A hokku appropriate to late autumn, by the woman Sono-jo:
A dog barking
At the sound of the leaves;
The windstorm.
It is an odd fact in hokku that the simplest are often the best, and this is a very good hokku because it has very strong sensation. By sensation we mean that it affects the senses strongly. In this we hear the dog’s frantic barking and the sound of the blowing leaves, and we hear the wind and we feel its force. Everything in this verse is in motion, and that is very much in keeping with the strength of the windstorm.
Structurally, it is a standard hokku, by which we mean it has a setting, a subject, and an action:
Setting: The windstorm
Subject: A dog
Action: Barking at the sound of the leaves
In the original, the verse looks like this:
Ha no oto ni inu hoe-kakaru arashi kana
Leaves ‘ sound at dog barking gale kana
The kana at the end is merely a word used sometimes for emphasis, but far more often in hokku merely to fill out the required number of phonetic units in Japanese, in this case the usual seventeen.

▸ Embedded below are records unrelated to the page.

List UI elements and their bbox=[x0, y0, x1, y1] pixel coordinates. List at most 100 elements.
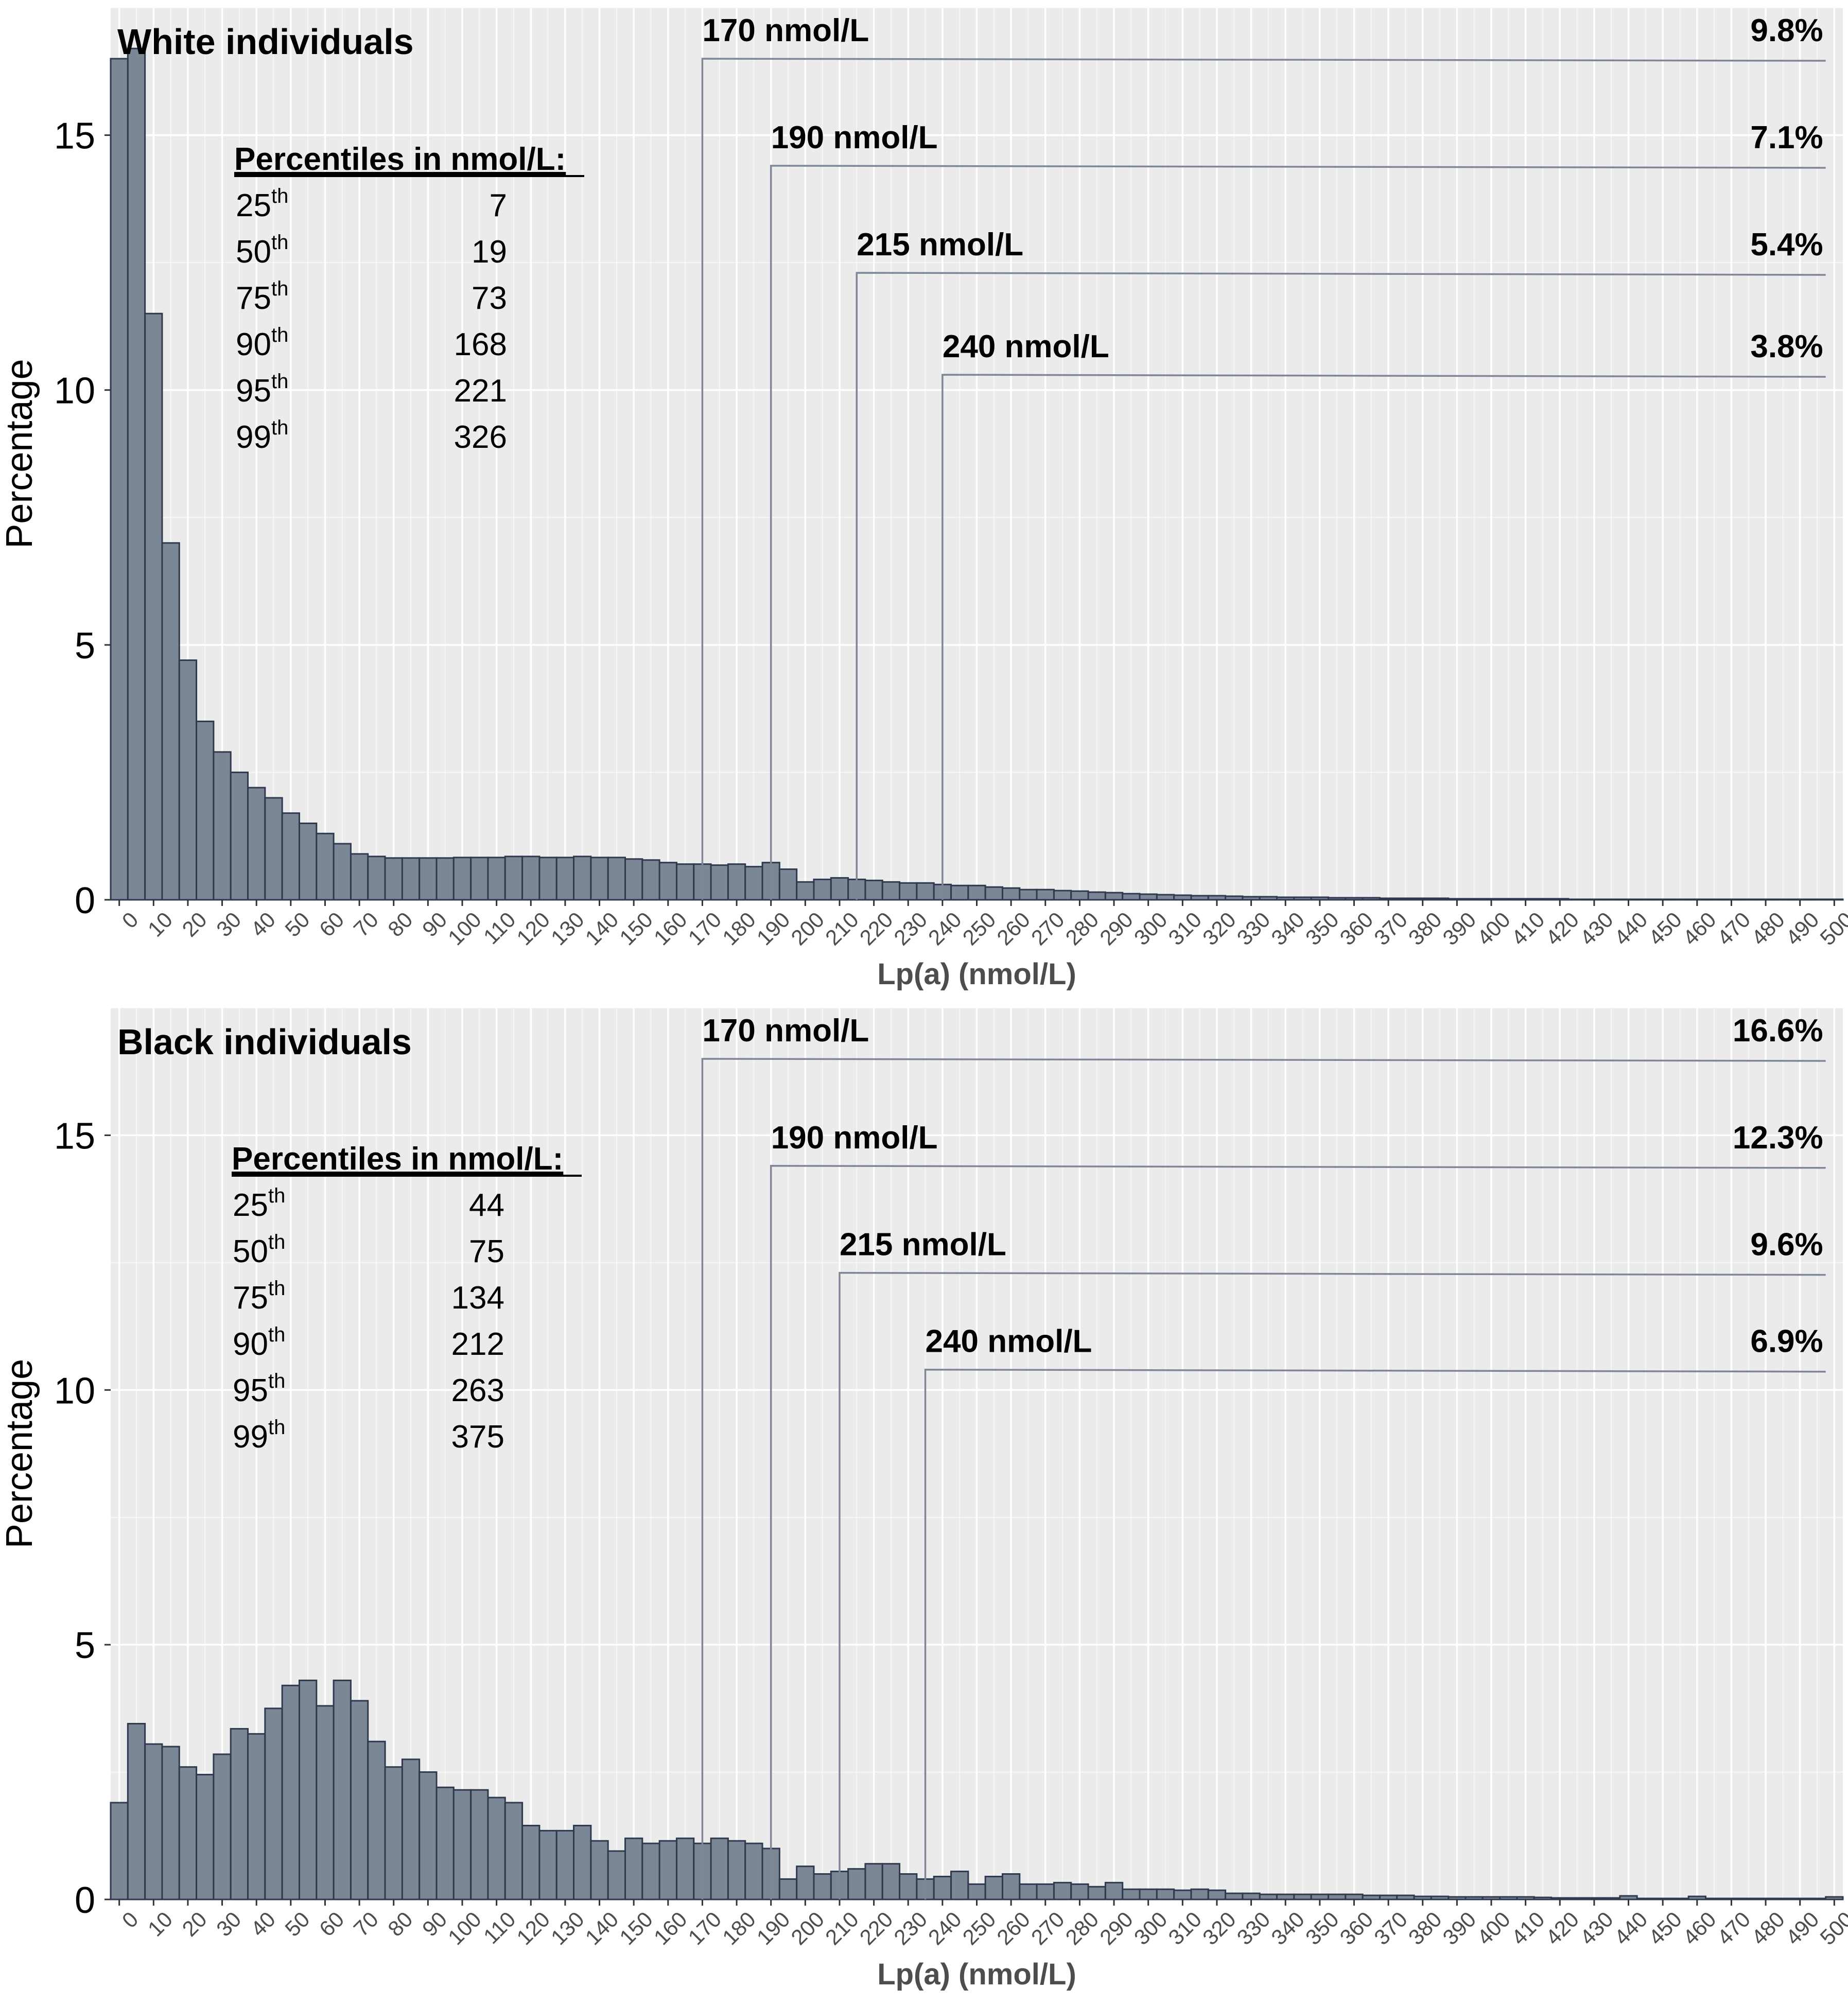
x-tick-label: 330 bbox=[1232, 908, 1275, 950]
x-tick-label: 250 bbox=[958, 908, 1001, 950]
percentile-rank-suffix: th bbox=[271, 324, 288, 346]
histogram-bar bbox=[1550, 898, 1570, 901]
threshold-percentage: 16.6% bbox=[1733, 1013, 1823, 1049]
histogram-bar bbox=[1550, 1897, 1570, 1900]
histogram-bar bbox=[419, 1771, 438, 1900]
histogram-bar bbox=[744, 1842, 763, 1900]
histogram-bar bbox=[1704, 1897, 1724, 1900]
histogram-bar bbox=[1739, 898, 1758, 901]
x-tick-label: 290 bbox=[1095, 908, 1138, 950]
x-tick-label: 300 bbox=[1129, 908, 1172, 950]
histogram-bar bbox=[1670, 898, 1689, 901]
histogram-bar bbox=[247, 1733, 266, 1900]
percentile-rank-suffix: th bbox=[268, 1370, 285, 1392]
x-axis-title: Lp(a) (nmol/L) bbox=[877, 957, 1076, 991]
x-tick-label: 40 bbox=[246, 908, 280, 941]
x-tick-label: 440 bbox=[1610, 908, 1652, 950]
histogram-bar bbox=[1242, 896, 1261, 901]
x-tick-label: 70 bbox=[349, 908, 383, 941]
percentile-rank: 25 bbox=[233, 1188, 268, 1223]
x-tick-label: 20 bbox=[178, 1907, 212, 1941]
histogram-bar bbox=[607, 857, 626, 901]
x-tick-label: 450 bbox=[1644, 908, 1686, 950]
histogram-bar bbox=[1036, 888, 1055, 901]
histogram-bar bbox=[1670, 1897, 1689, 1900]
x-tick-label: 490 bbox=[1781, 908, 1824, 950]
histogram-bar bbox=[127, 1723, 146, 1900]
histogram-bar bbox=[555, 1829, 575, 1900]
histogram-bar bbox=[401, 1758, 421, 1900]
histogram-bar bbox=[1825, 1896, 1844, 1900]
histogram-bar bbox=[1653, 898, 1672, 901]
percentile-value: 168 bbox=[454, 327, 507, 362]
histogram-bar bbox=[316, 832, 335, 901]
histogram-bar bbox=[1276, 1893, 1295, 1900]
histogram-bar bbox=[864, 1863, 883, 1900]
histogram-bar bbox=[538, 857, 557, 901]
histogram-bar bbox=[1430, 897, 1450, 901]
histogram-bar bbox=[1156, 1888, 1175, 1900]
x-tick-label: 350 bbox=[1301, 908, 1344, 950]
x-tick-label: 430 bbox=[1575, 908, 1618, 950]
x-tick-label: 170 bbox=[684, 1907, 726, 1950]
threshold-line bbox=[856, 272, 1826, 900]
histogram-bar bbox=[573, 856, 592, 901]
histogram-bar bbox=[1653, 1897, 1672, 1900]
histogram-bar bbox=[1327, 1893, 1347, 1900]
histogram-bar bbox=[1087, 891, 1106, 901]
histogram-bar bbox=[401, 857, 421, 901]
x-tick-label: 30 bbox=[212, 1907, 246, 1941]
histogram-bar bbox=[624, 858, 643, 901]
percentile-row-label: 99th bbox=[236, 416, 288, 455]
histogram-bar bbox=[710, 864, 729, 901]
percentile-rank-suffix: th bbox=[268, 1231, 285, 1253]
percentile-rank: 90 bbox=[233, 1327, 268, 1362]
percentile-row-label: 90th bbox=[233, 1323, 285, 1362]
histogram-bar bbox=[778, 1878, 798, 1900]
percentile-value: 134 bbox=[451, 1280, 504, 1316]
histogram-bar bbox=[675, 863, 695, 901]
histogram-bar bbox=[110, 1802, 129, 1900]
x-tick-label: 300 bbox=[1129, 1907, 1172, 1950]
x-tick-label: 10 bbox=[143, 1907, 177, 1941]
x-tick-label: 430 bbox=[1575, 1907, 1618, 1950]
percentile-row-label: 95th bbox=[233, 1370, 285, 1408]
x-tick-label: 40 bbox=[246, 1907, 280, 1941]
x-tick-label: 0 bbox=[117, 1907, 143, 1933]
histogram-bar bbox=[1567, 1897, 1587, 1900]
x-tick-label: 230 bbox=[889, 908, 932, 950]
histogram-bar bbox=[1756, 1897, 1775, 1900]
histogram-bar bbox=[727, 1840, 746, 1900]
x-tick-label: 420 bbox=[1541, 908, 1583, 950]
histogram-bar bbox=[230, 771, 249, 901]
threshold-percentage: 9.8% bbox=[1750, 13, 1823, 48]
x-tick-label: 310 bbox=[1163, 1907, 1206, 1950]
histogram-bar bbox=[778, 868, 798, 901]
threshold-line bbox=[701, 58, 1826, 900]
histogram-bar bbox=[847, 1868, 866, 1900]
percentile-rank-suffix: th bbox=[268, 1323, 285, 1346]
x-tick-label: 450 bbox=[1644, 1907, 1686, 1950]
histogram-bar bbox=[487, 857, 506, 901]
percentile-value: 326 bbox=[454, 420, 507, 455]
y-tick-label: 0 bbox=[75, 880, 95, 921]
histogram-bar bbox=[710, 1837, 729, 1900]
percentile-rank-suffix: th bbox=[271, 416, 288, 439]
histogram-bar bbox=[384, 1766, 403, 1900]
histogram-bar bbox=[899, 882, 918, 901]
histogram-bar bbox=[1807, 1897, 1827, 1900]
histogram-bar bbox=[144, 1743, 163, 1900]
histogram-bar bbox=[350, 853, 369, 901]
histogram-bar bbox=[1499, 1896, 1518, 1900]
histogram-bar bbox=[1104, 1881, 1124, 1900]
percentile-value: 7 bbox=[490, 188, 507, 223]
threshold-line bbox=[839, 1271, 1826, 1899]
x-tick-label: 180 bbox=[718, 908, 760, 950]
histogram-bar bbox=[333, 843, 352, 901]
histogram-bar bbox=[830, 877, 849, 901]
x-tick-label: 60 bbox=[315, 1907, 348, 1941]
panel-title: White individuals bbox=[117, 22, 414, 62]
histogram-bar bbox=[881, 1863, 901, 1900]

More important is the fact that by reading and pondering such verses and their structure, one will quickly learn how to write hokku in English and other languages today, but of course one must also understand the underlying aesthetics to avoid going astray.
I repeat again and again that the real subject of a hokku is the season in which it is written, that each hokku should express that season through something happening in it that shows the character of the season. This verse of Sono-jo does that superbly.
By the way, I am tending to alternate between late autumn hokku and winter hokku in these few days before the beginning of December, because some readers live where it is already winter, others where autumn still lingers. I am speaking of the Northern Hemisphere. Readers in the Southern Hemisphere will be in quite another season!